Le dialogue et la compréhension entre les intervenants au sujet des enjeux de justice ont été favorisés par les projets et activités financés par le PJPI, notamment les subventions et contributions ordinaires et les subventions désignées, ainsi que le financement à l'intention du CIRDP. Ce dialogue est intervenu de diverses façons parmi une palette d'acteurs, notamment dans le cadre de conférences et d'événements associés pour les membres de la collectivité juridique, de manifestations ciblant ou faisant intervenir les membres du public, de consultations et discussions entre les membres du milieu de la justice communautaire (notamment les promoteurs de projets du PJPI), et les responsables de l'élaboration des politiques du ministère de la Justice, ainsi que des partenariats entre les promoteurs de projets du PJPI comme les organismes de VIJ et les autres intervenants dans le domaine de la justice. Les résultats positifs découlant de ces événements ont été rapportés sous la forme d'une compréhension et d'une innovation accrues ayant trait aux enjeux et aux tendances actuelles. Nombre de ces retombées ont également été jugées supplémentaires, c.-à-d. qu'elles n'auraient pas vu le jour en l'absence du financement du PJPI.

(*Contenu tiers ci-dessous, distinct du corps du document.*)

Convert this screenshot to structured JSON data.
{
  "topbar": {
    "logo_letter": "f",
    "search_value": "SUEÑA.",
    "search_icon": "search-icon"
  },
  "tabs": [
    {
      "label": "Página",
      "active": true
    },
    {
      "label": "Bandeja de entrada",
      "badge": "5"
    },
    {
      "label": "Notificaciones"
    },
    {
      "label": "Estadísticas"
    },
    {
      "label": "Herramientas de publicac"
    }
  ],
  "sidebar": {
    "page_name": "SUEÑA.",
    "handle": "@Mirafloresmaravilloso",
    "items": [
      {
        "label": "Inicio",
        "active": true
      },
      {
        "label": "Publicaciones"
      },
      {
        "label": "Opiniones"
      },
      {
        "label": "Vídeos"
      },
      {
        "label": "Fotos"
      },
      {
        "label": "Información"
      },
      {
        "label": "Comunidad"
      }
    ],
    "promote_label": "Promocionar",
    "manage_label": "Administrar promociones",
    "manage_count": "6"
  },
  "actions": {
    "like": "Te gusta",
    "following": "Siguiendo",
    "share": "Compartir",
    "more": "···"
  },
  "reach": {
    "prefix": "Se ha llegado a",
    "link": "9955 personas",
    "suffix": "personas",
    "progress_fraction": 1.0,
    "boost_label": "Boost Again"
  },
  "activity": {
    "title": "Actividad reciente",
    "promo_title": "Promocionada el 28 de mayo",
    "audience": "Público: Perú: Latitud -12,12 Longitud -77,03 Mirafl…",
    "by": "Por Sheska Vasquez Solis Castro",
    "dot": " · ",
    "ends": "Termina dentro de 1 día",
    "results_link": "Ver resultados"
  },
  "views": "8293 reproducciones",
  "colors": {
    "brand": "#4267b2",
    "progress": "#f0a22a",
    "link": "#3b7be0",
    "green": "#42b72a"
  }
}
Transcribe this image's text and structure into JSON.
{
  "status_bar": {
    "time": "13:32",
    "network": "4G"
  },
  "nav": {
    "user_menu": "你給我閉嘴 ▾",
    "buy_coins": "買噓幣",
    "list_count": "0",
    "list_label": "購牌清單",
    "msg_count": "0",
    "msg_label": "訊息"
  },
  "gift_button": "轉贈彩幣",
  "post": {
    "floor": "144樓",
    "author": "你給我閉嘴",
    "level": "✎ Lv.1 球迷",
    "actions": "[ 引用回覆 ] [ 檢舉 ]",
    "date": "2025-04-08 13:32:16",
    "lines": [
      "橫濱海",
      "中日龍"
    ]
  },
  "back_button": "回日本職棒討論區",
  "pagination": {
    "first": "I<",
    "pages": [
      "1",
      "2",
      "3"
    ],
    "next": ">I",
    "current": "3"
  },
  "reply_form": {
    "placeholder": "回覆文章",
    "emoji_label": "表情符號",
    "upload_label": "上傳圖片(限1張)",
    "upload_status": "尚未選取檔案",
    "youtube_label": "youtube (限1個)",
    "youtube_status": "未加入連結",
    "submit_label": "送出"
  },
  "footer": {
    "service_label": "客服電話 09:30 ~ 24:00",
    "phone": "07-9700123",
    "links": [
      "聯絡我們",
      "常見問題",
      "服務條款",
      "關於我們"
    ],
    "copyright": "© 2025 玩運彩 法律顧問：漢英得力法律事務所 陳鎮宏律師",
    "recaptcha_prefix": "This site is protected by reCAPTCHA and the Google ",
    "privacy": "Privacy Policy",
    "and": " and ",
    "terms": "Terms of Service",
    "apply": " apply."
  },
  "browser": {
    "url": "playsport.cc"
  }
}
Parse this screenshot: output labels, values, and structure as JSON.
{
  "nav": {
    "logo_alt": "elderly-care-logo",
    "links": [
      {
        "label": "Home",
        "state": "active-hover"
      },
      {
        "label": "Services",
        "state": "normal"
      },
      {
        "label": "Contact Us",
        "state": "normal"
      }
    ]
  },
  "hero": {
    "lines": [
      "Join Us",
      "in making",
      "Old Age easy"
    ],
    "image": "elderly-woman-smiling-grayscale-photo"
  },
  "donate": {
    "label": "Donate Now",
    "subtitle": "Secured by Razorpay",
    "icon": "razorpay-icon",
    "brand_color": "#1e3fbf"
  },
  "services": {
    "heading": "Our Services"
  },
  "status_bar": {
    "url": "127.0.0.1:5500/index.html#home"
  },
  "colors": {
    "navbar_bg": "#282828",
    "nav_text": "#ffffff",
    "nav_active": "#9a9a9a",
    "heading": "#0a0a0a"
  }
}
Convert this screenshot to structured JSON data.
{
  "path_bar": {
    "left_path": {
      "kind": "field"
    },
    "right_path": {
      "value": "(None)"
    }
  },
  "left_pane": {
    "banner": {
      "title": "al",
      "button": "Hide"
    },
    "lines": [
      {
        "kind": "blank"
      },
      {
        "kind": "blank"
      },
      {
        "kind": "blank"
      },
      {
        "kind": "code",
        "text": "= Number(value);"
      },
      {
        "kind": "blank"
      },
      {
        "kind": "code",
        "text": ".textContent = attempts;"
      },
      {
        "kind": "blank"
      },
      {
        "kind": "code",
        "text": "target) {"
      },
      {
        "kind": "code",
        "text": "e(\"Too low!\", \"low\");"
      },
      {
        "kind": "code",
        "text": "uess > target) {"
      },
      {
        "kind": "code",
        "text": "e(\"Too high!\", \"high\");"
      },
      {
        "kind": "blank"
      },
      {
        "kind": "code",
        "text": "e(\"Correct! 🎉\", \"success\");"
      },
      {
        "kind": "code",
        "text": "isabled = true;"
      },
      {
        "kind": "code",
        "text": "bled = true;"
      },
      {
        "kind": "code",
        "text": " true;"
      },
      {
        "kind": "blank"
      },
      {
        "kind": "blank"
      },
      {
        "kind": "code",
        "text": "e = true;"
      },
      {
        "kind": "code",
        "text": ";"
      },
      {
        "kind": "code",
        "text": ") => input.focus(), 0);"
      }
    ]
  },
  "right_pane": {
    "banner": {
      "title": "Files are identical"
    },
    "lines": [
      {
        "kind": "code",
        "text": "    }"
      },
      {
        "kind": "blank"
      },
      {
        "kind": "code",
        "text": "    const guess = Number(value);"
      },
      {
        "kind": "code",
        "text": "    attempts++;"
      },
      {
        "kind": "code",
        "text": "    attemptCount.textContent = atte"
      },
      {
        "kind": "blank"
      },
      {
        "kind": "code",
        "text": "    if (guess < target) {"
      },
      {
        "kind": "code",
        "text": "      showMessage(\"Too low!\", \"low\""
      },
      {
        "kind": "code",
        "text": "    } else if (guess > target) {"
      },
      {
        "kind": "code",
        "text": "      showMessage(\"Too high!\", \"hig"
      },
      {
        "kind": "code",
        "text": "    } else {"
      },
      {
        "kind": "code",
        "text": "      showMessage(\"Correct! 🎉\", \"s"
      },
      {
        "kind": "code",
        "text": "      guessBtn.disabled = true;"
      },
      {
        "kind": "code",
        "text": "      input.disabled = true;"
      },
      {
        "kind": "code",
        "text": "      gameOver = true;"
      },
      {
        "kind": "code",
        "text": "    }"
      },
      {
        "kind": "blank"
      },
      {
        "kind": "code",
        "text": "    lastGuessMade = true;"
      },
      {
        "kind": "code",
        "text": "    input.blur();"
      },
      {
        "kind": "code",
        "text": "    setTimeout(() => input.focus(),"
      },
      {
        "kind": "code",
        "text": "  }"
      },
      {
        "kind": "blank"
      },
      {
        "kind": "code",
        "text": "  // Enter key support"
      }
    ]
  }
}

Les projets et activités financés par le PJPI ont permis la détermination de nouveaux enjeux en matière de justice. Grâce plus particulièrement à la souplesse de ses modalités, le PJPI finance une vaste palette de projets, ce qui laisse libre cours à un lieu de rassemblement de nouvelles idées dans l'ensemble du Programme. Des innovations ont également été élaborées au sein des projets individuels.

En dépit de l'appui financier fourni aux étudiants métis et indiens non inscrits qui poursuivent des études juridiques, il est difficile de déterminer dans quelle mesure le financement du PJPI a fait une différence au niveau de l'inscription ou de la non inscription des étudiants aux programmes de droit. Les principaux intervenants ont néanmoins indiqué que le Programme AÉDA était fondamental pour les étudiants inscrits en pré-droit. Les contributions établies ont permis au Canada de satisfaire à ses obligations financières à l'égard de deux programmes internationaux.

Les données viennent étayer la constatation selon laquelle le Programme est bien administré. La page Web ainsi que les divers documents du Programme ont généralement été considérés comme étant présentés de façon claire et détaillée. Le processus de demande est relativement simple et efficace. La communication avec les responsables du Ministère s'est révélée ponctuelle et utile. La surveillance du projet a été généralement bien perçue.

Les informations relatives au Programme ne semblent pas toutefois faciles à trouver par les personnes qui ne connaissent pas bien le PJPI. Dans le même ordre d'idées, le processus de demande est perçu par certains nouveaux demandeurs comme compliqué. Il s'ensuit que les propositions pour de nouveaux projets tendent à provenir de demandeurs antérieurs qui connaissent bien le Programme. Les demandeurs non retenus sont fréquemment ceux qui n'ont qu'une vague connaissance du PJPI et de ses objectifs. Les promoteurs susceptibles d'avoir malgré tout des besoins et des idées valides pour des projets pourraient être exclus parce qu'ils n'étaient pas au courant de l'existence du Programme.

Les activités du Programme sont considérées efficaces, et les frais généraux sont peu élevés relativement au budget alloué au projet. Les projets semblent généralement rentables. Le budget du PJPI est souvent assorti d'un effet de levier (c.-à-d. qu'il est utilisé pour obtenir un financement supplémentaire de la part d'autres prestataires). Les contributions en nature sont pratique courante. Les données qualitatives suggèrent que les bénéfices de certains projets ont des répercussions importantes comparativement aux dépenses engagées.